De rechtspositie van onderwijspersoneel en de sociale veiligheid op scholen is juridisch gewaarborgd.2 Zo moeten werkgevers te allen tijde zorgen voor veilige en gezonde arbeidsomstandigheden. Bovendien dient het bevoegd gezag zorg te dragen voor een schoolcultuur waarin personeel en leerlingen zich veilig en geaccepteerd weten. Het verplicht melden van een homoseksuele gerichtheid van collega's is volstrekt onacceptabel en past niet bij een dergelijke cultuur.
1 «Leraren op Gomarus moesten homoseksuele leerlingen én collega's bij leiding verklikken»: het Algemeen Dagblad 20 december 2021 (https://www.ad.nl/binnenland/leraren-op-gomarus-moesten-homoseksuele-leerlingen-en-collegas-bij-leiding-verklikken~adabf6aa/)

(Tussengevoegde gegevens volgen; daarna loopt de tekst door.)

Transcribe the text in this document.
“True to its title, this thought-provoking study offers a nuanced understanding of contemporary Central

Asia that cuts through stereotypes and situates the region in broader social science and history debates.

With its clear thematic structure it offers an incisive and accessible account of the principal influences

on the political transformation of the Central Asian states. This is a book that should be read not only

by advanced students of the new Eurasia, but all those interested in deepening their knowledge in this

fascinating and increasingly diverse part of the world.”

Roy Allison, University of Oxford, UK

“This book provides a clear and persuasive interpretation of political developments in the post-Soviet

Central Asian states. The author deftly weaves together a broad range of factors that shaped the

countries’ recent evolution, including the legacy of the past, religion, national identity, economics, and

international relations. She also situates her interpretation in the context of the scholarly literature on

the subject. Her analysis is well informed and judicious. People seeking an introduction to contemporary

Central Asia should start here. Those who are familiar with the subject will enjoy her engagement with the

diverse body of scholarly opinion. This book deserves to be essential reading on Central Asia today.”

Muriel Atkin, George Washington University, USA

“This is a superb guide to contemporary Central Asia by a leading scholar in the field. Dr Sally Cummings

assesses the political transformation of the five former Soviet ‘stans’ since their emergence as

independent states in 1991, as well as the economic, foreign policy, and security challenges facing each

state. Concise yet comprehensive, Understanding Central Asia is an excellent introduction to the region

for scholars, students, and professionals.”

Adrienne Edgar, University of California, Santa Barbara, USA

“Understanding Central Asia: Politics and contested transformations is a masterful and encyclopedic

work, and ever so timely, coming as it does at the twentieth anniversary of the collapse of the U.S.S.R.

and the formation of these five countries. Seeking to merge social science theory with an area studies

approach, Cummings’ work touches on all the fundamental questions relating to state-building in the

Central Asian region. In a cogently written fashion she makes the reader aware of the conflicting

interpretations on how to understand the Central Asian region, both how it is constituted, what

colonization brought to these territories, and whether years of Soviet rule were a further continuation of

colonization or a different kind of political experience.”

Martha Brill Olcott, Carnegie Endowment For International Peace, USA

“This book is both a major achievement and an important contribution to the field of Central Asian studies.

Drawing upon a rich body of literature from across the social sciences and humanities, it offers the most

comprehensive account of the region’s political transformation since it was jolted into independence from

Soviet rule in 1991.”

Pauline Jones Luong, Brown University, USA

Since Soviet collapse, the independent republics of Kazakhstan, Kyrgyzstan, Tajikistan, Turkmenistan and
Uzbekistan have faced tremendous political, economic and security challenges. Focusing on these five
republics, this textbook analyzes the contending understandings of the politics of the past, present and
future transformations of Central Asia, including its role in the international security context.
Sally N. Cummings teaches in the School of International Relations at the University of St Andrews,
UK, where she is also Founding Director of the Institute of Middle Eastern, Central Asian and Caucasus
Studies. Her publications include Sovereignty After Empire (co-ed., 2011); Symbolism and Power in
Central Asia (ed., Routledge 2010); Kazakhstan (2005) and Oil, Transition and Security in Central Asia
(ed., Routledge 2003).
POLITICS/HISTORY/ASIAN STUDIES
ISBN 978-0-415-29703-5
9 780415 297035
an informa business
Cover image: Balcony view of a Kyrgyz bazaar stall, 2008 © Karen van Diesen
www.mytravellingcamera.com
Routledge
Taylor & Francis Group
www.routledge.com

2 Artikel 3b, Wet op het Voortgezet Onderwijs en artikel 4c, Wet op het Primaire Onderwijs Artikel 3, lid 2, de Arbowet
Artikel 1, de Grondwet, de Algemene Wet Gelijke Behandeling
Artikel 17, Wet op het Voortgezet Onderwijs, Artikel 8, Wet op het Primair onderwijs, Artikel 11, Wet op de expertisecentra
ah-tk-20212022-1697 ISSN 0921 - 7398 's-Gravenhage 2022
Vraag 2
Deelt u de mening dat een dergelijke verplichting volkomen haaks staat op de vertrouwensrol die het onderwijspersoneel heeft ten opzichte van leerlingen die aan hun zorg zijn toevertrouwd?
Antwoord 2
Ja, leerlingen moeten kunnen rekenen op een schoolklimaat waarin zij zich veilig en geaccepteerd weten. Om dat te kunnen waarborgen is het van belang dat zij in vertrouwen dingen kunnen delen met onderwijspersoneel. Een verplichting voor onderwijspersoneel om bij het bevoegd gezag melding te maken van iets persoonlijks als de seksuele gerichtheid van leerlingen, staat hier volledig haaks op.
Vraag 3
Deelt u de mening dat een verplichting om collega's te verklikken getuigt van slecht werkgeverschap?
Antwoord 3
Ja, zie de antwoorden op de vragen 1 en 2.
Vraag 4
Ziet u in deze casus redenen reden om de rechtspositie van onderwijspersoneel te versterken opdat de schoolleiding deze niet langer kan verplichten tot gedrag dat strijdig is met hun vertrouwensrol? Zo ja, hoe kan deze versterking gestalte krijgen? Zo neen, waarom niet?
Antwoord 4
Er wordt momenteel gekeken of het in algemene zin nodig is de rechtspositie van onderwijspersoneel verder te versterken, zoals ook is aangegeven in het Coalitieakkoord. Daarbij worden de resultaten van de evaluatie van de Wet Veiligheid op School ook meegenomen.